Beim Istanbuler Filmfestival wurde die Aufführung eines Dokumentarfilms über den IS-Anschlag in Suruc im Jahr 2015, bei dem 33 Menschen starben, verboten. Von kurdischen Milizen gefangengenommene IS-Kämpfer hatten vor wenigen Monaten ausgesagt, der türkische Geheimdienst MIT habe von den Anschlagsplänen gewusst, andere suggerierten gar, die türkischen Behörden seien involviert gewesen. Das Verbot wurde mit der Befürchtung begründet, der Film könne Terrorpropaganda enthalten.
All diese Ereignisse deuten zumindest darauf hin, dass die Wahlgewinne der Opposition in Istanbul und weiteren Großstädten zwar ein positives Signal dafür sind, dass zumindest an der Wahlurne demokratische Grundstrukturen noch nicht gänzlich verloren sind, zugleich Erdogan und die AKP aber noch längst nicht geschlagen sind. Die Stimmung in Istanbul ist zwiegespalten in diesen Tagen.

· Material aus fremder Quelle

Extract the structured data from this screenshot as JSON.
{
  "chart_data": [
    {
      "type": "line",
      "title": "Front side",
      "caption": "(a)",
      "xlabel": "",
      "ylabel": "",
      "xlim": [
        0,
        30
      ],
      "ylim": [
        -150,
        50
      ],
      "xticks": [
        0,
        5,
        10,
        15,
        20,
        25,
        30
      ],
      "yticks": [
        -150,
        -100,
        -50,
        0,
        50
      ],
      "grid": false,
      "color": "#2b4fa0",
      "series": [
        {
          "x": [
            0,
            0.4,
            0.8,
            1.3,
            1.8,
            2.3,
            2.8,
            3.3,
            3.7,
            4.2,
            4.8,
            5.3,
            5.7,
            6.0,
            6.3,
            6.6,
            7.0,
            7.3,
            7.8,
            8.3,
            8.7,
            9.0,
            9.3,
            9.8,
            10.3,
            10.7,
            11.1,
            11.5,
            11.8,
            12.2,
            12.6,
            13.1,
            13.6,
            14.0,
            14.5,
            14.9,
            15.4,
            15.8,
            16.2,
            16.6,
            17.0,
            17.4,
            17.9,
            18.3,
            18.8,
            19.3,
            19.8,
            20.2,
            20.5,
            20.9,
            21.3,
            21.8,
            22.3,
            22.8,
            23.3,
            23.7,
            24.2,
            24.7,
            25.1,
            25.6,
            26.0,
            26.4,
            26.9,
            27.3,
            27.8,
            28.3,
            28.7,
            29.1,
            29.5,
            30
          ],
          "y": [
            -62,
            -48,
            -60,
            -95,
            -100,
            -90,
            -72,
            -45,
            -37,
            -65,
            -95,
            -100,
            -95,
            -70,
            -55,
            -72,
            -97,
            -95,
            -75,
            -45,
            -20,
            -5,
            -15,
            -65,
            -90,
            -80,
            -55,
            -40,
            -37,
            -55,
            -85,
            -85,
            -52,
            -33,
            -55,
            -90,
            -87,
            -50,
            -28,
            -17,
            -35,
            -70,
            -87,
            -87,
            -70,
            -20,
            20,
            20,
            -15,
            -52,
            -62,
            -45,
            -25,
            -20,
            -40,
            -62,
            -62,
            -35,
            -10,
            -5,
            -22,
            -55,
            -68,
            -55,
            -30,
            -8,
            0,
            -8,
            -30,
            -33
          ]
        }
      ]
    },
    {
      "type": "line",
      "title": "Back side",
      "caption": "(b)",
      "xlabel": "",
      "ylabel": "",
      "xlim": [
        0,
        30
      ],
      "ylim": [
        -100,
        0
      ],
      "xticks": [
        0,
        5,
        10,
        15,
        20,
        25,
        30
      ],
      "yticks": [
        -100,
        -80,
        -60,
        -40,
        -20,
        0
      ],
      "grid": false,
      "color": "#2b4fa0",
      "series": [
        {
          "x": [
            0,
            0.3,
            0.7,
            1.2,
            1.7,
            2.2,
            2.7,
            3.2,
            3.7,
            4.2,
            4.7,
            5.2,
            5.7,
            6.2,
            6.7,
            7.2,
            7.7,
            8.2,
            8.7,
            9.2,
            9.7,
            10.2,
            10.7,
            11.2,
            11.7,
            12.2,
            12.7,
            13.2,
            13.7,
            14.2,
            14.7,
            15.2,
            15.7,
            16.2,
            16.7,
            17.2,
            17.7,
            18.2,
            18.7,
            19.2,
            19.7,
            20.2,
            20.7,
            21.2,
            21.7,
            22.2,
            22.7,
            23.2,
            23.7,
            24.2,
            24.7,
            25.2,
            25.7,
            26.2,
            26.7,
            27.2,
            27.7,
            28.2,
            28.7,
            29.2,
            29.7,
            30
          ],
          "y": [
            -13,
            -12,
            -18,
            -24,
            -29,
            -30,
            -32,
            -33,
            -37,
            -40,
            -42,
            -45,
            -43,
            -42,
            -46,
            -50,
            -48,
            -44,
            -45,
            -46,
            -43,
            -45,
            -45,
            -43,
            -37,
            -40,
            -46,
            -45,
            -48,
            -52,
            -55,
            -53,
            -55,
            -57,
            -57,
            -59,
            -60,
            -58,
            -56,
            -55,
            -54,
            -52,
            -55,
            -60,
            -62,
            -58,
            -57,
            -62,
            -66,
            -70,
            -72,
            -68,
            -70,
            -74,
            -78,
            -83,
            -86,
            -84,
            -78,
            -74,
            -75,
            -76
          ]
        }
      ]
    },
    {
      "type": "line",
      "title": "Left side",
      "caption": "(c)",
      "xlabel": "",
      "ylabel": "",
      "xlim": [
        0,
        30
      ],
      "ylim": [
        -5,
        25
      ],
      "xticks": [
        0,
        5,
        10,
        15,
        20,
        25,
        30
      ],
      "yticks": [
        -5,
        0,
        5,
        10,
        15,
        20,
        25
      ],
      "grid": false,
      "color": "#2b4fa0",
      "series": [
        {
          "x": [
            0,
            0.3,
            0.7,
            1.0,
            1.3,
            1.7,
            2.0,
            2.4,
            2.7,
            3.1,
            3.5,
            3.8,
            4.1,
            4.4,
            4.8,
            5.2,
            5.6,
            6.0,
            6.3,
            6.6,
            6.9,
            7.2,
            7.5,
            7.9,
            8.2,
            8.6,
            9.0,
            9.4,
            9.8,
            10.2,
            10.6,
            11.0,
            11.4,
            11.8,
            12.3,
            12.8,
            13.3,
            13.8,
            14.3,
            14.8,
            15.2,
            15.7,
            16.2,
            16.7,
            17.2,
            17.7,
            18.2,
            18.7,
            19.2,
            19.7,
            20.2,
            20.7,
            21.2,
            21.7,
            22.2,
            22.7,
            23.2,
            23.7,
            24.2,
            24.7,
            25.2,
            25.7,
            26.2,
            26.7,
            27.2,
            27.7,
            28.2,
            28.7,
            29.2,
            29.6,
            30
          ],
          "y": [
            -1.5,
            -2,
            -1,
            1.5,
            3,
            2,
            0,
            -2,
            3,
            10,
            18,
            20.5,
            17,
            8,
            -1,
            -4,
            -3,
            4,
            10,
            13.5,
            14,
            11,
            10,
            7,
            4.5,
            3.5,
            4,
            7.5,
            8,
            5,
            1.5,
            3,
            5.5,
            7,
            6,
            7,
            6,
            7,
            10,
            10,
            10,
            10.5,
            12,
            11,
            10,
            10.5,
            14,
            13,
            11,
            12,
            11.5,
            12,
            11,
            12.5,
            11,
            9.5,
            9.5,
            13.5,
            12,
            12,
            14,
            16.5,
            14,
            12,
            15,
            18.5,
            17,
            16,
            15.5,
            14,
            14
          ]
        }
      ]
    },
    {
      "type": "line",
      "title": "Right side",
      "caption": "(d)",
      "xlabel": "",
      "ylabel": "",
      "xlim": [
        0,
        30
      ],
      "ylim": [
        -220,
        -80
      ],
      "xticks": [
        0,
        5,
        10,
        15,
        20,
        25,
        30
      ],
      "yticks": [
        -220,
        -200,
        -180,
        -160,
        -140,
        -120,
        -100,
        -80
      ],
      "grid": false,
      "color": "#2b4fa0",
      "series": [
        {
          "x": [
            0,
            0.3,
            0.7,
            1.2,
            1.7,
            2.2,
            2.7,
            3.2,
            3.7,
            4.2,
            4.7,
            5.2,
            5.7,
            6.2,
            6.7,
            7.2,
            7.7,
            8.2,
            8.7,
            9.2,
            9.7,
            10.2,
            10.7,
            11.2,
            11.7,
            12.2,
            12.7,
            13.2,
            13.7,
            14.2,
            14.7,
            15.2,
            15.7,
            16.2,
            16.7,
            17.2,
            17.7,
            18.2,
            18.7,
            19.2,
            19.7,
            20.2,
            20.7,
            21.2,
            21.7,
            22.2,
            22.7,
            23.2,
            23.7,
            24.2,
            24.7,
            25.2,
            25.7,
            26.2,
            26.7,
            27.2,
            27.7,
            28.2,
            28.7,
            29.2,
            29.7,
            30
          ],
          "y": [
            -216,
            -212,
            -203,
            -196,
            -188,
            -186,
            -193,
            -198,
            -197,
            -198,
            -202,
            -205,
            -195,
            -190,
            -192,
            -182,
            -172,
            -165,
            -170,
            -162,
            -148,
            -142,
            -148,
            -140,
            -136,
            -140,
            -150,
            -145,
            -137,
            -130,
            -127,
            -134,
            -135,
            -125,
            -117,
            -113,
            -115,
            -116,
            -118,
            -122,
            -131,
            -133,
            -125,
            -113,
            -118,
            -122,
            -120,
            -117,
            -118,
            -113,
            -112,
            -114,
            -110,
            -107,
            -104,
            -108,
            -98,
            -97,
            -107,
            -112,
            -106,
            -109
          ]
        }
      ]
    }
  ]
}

Die Freude über den Wahlsieg der CHP ist getrübt durch die Befürchtung, dass Erdogan nun erst recht weitere repressive Maßnahmen einleiten könnte, um seine angeschlagene Machtbasis wieder zu stabilisieren.
Bereits jetzt zeichnet sich ab, dass der AKP-dominierte Stadtrat den neuen Bürgermeister Ekrem Imamoglu bei jeder sich bietenden Gelegenheit sabotieren wird, während die AKP einem Bericht der Tageszeitung Birgün zufolge daran arbeitet, Entscheidungsbefugnisse der Stadtverwaltungen an Ministerien in Ankara zu übertragen. Am Ende könnte es passieren, dass Bürgermeister der Opposition nur einen sehr überschaubaren Handlungsspielraum haben.